Upside on the economy
Bernard Baumohl, chief global economist for The Economic Outlook Group, said the overall economy’s performance in 2013 could be a lot better than most forecasts indicate.
“The fundamental structure of the U.S. economy today is a heck of a lot better than it was a half decade ago,” he said, specifically pointing to the lowest household debt burden in 18 years. “They’re poised to spend at the right opportunity.”
Add to that the $1.7 trillion that corporations have sitting on the sidelines waiting to be put to use at the right time and there could be good news ahead, he said.
Baumohl said if the economy breaches the fiscal cliff, more than $600 billion will be removed from the economy in 2013, and there would be an 80% probability of the U.S. going back into recession. But that’s a good reason for politicians to make sure the fiscal cliff is avoided.
“No politician worth his salt wants blood on his hands for causing a recession,” he said. “It’s completely avoidable, and the American public knows it.”
He said the two-year “election shrill” that the public has endured will be over in November, and, regardless of which presidential candidate wins, that should mean more meaningful discussions taking place in Washington.

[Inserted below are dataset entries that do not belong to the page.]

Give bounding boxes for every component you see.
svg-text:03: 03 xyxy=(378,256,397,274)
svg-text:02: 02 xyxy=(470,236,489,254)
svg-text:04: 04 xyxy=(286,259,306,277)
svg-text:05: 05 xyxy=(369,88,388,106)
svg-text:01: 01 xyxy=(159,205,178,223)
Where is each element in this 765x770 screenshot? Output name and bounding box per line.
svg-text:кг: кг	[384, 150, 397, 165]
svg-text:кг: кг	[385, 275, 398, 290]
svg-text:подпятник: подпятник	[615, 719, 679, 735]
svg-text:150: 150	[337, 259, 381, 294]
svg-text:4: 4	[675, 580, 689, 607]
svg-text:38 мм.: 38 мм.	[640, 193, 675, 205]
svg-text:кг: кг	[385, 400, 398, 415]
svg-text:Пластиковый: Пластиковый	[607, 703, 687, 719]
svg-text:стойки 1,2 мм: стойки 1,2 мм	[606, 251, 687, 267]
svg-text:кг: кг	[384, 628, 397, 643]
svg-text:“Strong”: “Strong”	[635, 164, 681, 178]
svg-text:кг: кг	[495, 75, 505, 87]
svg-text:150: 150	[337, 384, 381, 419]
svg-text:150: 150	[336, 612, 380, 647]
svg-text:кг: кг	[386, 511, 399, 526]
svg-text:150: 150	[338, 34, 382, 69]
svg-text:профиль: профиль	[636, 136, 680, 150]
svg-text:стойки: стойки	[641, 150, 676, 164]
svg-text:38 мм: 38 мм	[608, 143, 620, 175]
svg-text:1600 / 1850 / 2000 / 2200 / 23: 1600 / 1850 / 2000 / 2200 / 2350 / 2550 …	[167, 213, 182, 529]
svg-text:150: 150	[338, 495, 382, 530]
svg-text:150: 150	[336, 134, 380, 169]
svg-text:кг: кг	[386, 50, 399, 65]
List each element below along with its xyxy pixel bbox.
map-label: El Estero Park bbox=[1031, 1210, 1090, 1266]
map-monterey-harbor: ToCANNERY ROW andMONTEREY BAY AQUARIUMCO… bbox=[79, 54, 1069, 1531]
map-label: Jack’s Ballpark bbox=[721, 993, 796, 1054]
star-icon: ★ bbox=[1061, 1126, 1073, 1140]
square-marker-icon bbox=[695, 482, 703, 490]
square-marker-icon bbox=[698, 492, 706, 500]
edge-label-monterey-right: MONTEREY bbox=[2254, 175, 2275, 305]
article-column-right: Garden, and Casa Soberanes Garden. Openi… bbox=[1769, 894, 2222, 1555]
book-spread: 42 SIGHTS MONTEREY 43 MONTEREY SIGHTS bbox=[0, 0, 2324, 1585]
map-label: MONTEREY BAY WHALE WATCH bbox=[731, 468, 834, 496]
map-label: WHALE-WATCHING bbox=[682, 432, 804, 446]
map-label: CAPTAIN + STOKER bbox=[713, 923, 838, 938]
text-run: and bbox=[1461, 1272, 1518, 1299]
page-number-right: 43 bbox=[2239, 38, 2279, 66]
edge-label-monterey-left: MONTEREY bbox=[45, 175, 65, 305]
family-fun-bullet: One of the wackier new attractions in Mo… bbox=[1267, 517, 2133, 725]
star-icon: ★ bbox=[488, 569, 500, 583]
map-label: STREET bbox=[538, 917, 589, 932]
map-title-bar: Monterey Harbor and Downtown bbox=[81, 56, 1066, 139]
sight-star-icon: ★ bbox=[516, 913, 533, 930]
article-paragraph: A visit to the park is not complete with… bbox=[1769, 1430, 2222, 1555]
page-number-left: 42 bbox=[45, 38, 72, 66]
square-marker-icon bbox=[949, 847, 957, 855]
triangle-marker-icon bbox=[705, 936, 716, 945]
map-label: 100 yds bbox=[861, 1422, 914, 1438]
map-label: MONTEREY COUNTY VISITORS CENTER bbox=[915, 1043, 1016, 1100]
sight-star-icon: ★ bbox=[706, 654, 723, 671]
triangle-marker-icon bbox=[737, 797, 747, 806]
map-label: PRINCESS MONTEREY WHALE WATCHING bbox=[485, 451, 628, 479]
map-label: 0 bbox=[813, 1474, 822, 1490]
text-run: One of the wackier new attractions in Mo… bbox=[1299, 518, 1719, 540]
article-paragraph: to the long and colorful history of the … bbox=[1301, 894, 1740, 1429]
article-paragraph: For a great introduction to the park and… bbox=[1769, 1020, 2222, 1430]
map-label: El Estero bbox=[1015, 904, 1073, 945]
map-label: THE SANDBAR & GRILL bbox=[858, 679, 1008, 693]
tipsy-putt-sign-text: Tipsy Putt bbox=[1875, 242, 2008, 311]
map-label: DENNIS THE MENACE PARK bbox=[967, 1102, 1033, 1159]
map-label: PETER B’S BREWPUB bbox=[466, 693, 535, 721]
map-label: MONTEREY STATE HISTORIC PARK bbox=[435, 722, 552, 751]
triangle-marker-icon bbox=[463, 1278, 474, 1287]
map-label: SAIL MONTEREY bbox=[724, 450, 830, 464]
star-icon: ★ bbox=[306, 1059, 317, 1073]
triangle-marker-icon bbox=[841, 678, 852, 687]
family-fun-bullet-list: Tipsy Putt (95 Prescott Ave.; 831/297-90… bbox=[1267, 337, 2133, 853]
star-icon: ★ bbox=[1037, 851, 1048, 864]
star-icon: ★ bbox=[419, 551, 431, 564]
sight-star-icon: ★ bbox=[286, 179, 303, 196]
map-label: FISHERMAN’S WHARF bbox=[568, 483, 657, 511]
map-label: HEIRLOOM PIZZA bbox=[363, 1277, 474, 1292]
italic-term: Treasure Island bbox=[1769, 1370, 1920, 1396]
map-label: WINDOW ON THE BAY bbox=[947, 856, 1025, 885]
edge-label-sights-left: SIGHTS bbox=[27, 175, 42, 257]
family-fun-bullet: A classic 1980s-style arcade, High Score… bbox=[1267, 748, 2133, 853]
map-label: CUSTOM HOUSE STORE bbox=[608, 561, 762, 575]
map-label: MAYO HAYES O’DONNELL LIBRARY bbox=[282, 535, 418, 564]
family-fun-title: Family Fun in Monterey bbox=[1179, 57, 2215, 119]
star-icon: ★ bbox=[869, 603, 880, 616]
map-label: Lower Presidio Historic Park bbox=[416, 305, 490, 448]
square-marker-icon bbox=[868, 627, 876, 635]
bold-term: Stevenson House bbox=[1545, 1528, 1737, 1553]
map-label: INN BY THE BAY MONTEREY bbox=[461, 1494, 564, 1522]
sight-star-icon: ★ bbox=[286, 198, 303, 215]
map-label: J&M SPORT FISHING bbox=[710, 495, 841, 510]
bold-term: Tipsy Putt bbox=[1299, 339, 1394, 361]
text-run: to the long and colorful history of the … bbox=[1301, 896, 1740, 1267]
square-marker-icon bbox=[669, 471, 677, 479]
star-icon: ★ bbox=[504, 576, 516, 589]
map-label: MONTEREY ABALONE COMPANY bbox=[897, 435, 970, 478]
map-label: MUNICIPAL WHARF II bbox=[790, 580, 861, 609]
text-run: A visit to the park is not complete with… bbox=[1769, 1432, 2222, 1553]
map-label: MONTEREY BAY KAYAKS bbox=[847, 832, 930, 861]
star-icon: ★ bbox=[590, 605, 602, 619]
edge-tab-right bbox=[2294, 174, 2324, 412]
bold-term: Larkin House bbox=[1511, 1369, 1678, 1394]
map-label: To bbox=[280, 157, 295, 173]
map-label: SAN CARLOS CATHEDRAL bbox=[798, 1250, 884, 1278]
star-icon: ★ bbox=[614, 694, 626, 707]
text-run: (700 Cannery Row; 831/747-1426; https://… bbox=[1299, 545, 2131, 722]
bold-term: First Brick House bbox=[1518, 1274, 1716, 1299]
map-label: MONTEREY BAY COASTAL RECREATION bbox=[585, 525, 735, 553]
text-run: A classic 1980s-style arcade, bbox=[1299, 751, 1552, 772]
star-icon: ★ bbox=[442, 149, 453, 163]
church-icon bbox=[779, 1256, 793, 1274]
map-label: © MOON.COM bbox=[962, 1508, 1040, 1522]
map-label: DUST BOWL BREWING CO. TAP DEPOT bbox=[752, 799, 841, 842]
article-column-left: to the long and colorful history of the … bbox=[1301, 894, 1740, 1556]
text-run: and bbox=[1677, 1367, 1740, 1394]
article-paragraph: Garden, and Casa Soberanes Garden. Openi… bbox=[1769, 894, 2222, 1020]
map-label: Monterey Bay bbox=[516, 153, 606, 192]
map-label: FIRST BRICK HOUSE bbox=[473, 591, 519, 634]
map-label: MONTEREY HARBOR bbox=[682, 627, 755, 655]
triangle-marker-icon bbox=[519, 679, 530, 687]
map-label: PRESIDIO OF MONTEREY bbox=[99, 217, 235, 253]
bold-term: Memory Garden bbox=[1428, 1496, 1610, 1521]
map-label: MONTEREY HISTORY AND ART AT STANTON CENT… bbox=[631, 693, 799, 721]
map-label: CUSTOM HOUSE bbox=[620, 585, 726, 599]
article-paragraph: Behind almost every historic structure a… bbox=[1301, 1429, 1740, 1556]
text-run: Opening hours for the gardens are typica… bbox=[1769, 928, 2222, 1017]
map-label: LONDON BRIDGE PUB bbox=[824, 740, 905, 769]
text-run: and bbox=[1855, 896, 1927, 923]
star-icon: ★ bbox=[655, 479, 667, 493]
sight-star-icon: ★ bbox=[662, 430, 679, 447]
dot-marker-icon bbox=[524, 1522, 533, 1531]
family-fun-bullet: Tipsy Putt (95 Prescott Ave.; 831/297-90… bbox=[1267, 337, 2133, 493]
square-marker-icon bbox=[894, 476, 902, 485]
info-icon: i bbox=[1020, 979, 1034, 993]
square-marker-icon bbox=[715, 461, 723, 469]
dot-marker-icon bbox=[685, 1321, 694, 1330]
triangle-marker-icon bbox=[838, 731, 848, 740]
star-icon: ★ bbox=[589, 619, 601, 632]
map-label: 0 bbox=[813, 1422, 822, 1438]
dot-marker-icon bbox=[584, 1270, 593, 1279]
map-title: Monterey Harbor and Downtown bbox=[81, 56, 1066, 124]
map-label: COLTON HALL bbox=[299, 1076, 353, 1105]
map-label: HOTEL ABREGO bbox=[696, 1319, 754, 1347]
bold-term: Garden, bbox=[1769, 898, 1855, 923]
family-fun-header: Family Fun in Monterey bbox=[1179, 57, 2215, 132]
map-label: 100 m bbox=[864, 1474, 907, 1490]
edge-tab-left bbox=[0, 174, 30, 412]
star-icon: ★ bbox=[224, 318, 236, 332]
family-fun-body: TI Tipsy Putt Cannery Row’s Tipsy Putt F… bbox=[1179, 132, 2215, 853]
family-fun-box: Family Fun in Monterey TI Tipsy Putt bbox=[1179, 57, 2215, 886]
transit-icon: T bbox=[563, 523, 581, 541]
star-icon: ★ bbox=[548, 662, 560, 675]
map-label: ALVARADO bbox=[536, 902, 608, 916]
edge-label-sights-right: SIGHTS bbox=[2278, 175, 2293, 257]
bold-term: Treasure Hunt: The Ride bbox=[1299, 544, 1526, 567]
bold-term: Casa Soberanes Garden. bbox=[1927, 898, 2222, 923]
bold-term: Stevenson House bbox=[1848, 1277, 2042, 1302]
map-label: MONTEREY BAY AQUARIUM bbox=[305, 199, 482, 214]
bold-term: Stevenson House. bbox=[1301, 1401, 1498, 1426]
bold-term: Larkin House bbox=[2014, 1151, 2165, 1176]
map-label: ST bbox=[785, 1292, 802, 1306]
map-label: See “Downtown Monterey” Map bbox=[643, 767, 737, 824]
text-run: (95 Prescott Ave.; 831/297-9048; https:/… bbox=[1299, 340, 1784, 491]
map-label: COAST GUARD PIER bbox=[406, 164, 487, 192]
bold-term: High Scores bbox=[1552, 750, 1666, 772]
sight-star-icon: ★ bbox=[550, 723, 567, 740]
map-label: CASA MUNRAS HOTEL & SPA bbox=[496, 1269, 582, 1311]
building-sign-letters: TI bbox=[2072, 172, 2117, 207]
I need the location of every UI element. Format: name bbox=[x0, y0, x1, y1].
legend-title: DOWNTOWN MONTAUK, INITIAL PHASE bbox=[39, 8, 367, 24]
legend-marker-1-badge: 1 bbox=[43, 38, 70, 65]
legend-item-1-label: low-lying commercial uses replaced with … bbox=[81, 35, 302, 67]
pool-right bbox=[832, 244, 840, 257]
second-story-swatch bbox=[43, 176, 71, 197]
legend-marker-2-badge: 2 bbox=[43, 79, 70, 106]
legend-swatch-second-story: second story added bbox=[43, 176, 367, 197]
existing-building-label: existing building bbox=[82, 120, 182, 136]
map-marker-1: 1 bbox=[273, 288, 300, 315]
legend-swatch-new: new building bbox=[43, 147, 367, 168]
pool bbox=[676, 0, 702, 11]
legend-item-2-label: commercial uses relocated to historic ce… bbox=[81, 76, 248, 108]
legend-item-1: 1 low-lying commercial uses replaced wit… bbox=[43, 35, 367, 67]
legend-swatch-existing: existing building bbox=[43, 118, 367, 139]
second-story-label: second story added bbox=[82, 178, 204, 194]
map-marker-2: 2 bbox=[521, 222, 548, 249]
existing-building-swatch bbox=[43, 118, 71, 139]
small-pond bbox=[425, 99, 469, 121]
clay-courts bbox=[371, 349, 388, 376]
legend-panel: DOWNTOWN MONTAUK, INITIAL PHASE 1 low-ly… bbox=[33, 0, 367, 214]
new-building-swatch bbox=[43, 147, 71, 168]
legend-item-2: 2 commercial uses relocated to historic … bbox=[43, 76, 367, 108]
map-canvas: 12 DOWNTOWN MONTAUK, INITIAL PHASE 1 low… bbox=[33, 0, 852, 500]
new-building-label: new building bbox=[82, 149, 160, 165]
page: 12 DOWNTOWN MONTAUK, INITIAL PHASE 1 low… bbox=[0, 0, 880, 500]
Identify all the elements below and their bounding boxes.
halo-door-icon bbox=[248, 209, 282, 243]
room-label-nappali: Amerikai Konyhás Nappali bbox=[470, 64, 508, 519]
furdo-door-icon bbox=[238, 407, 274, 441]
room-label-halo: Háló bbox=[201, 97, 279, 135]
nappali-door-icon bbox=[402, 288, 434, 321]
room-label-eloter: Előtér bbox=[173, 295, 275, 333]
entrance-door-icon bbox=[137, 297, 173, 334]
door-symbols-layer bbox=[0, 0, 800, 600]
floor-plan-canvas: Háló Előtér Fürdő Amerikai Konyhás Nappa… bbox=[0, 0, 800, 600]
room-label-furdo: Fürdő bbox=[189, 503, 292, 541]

Baumohl gave projections for the economy based on whether President Obama or challenger Mitt Romney wins the election.
If Obama is re-elected:
Gross domestic product in 2013 will grow 3%;
there will be an 8.5% unemployment rate;
payrolls will add 2.5 million jobs;
the budget deficit will dip slightly below $1 trillion; and
Ben Bernanke likely will be reappointed as chairman of the Federal Reserve.
If Romney is elected:
GDP will increase 2% in 2013;
the unemployment rate will be 8%;
1.5 million jobs will be added to payrolls;
the budget deficit will remain above $1 trillion; and
Bernanke will be replaced as chairman of the Fed.
Baumohl said there would be large-scale changes if Romney wins and that will result in unnerved financial markets in the short terms, which will lead to higher interest rates. “Tax cuts will not immediately revive private sector spending,” he said.
The big wild card is what is going to happen in Iran as it continues to edge toward nuclear-weapon capability.
“There is a foreboding sense that something is going to happen in the next few months,” Baumohl said. “If that happens, oil prices will surge toward $200 (per barrel), and at that point all bets are off.”